The literary re-placement of ‘Iran’ in India: The Qeṣṣe-ye Sanjān of the Zoroastrian ‘Persians’ (Parsis)

Alan Williams


University of Manchester

The Persian Qeṣṣe-ye Sanjān (‘the Story of Sanjān’), written in 1599 CE, is our only source for the account of the supposed Zoroastrian ‘migration’ from Iran to India in the 8th cent. The last of the Sasanian kings, Yazdegard III, had been deposed after the battle of Nehāvand in 642 CE, and Zoroastrian Iran was overrun by Arab invaders who Islamicized Iran after hundreds of years of Zoroastrian domination of the country under Achaemenian, Parthian and Sasanian empires (530 BCE–651 CE). According to the Qeṣṣe-ye Sanjān, ‘Iran’ was ‘shattered’ by the Arab conquest, and those who remained faithful to the old religion fled from persecution by the new Muslim presence.

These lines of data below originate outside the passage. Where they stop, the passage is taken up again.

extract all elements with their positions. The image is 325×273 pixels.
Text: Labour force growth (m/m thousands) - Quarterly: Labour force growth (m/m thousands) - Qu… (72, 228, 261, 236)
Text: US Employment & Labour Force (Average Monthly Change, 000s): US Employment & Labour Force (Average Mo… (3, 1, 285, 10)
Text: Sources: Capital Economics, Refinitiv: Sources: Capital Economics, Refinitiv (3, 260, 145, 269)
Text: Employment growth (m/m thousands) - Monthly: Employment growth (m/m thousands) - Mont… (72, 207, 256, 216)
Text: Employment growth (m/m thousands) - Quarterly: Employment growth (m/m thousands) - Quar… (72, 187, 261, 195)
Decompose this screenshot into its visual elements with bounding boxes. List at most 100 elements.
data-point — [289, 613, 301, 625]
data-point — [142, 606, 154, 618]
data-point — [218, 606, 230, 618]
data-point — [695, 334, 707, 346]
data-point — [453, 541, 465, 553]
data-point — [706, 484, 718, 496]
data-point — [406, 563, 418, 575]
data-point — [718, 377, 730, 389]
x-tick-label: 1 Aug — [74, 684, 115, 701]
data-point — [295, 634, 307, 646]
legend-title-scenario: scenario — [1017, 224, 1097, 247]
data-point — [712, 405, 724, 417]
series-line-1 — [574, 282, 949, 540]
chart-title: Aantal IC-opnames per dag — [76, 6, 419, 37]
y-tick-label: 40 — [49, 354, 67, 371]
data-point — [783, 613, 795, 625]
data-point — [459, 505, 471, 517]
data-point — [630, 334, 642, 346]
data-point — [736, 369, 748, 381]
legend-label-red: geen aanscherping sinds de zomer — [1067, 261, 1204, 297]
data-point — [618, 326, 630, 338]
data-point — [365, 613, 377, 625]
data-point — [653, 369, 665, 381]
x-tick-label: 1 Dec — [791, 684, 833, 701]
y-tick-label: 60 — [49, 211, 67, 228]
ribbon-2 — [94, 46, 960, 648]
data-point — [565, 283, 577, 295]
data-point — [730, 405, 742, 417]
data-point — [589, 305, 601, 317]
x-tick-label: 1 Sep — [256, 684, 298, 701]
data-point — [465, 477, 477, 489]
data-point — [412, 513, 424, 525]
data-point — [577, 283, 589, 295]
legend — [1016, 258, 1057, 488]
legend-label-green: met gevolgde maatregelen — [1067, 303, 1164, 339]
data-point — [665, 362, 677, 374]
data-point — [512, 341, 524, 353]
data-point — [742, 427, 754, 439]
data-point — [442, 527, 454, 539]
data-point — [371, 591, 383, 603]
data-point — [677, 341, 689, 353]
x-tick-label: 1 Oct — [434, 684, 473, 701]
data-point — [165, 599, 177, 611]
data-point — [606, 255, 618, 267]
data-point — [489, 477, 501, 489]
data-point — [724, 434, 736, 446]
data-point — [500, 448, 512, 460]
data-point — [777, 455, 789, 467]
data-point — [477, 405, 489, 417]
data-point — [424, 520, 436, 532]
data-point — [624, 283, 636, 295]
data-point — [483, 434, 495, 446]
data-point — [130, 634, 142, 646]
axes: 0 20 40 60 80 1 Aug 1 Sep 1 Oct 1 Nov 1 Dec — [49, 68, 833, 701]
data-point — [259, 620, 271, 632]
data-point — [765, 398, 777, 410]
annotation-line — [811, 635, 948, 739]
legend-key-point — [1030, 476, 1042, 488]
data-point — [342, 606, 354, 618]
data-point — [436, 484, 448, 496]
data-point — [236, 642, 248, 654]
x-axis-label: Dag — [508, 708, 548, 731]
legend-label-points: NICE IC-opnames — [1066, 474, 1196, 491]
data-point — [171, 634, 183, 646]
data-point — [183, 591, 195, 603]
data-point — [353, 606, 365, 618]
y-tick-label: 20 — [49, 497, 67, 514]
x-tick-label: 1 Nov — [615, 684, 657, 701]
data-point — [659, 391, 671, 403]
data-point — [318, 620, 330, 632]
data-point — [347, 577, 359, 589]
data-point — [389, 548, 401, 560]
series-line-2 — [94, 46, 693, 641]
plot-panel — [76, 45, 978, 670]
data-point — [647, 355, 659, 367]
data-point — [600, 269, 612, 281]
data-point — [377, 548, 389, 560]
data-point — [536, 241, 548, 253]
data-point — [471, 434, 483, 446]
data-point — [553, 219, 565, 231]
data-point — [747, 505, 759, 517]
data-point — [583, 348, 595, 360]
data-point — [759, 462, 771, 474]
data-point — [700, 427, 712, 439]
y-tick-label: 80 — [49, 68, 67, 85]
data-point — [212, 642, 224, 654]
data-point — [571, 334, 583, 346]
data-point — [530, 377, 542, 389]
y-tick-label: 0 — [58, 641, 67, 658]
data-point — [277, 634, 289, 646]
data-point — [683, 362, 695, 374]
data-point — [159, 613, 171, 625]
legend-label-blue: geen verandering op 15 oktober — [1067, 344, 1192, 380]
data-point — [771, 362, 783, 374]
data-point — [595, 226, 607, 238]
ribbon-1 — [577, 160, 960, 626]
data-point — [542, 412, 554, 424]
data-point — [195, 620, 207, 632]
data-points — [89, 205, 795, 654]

The Qeṣṣe-ye Sanjān tells of the long journey of a group of Zoroastrians to seek asylum in India, and the subsequent resettlement there, where they later became the Parsis, ‘the Persians’. The key factor in this re-placement of Iran is their finding a new monarch, not in human form but in a sacred fire, called ‘King of Iran’. When it is read as a myth of charter and series of rites de passage, it reveals much about the literary construction of place as a form of religious and social commentary.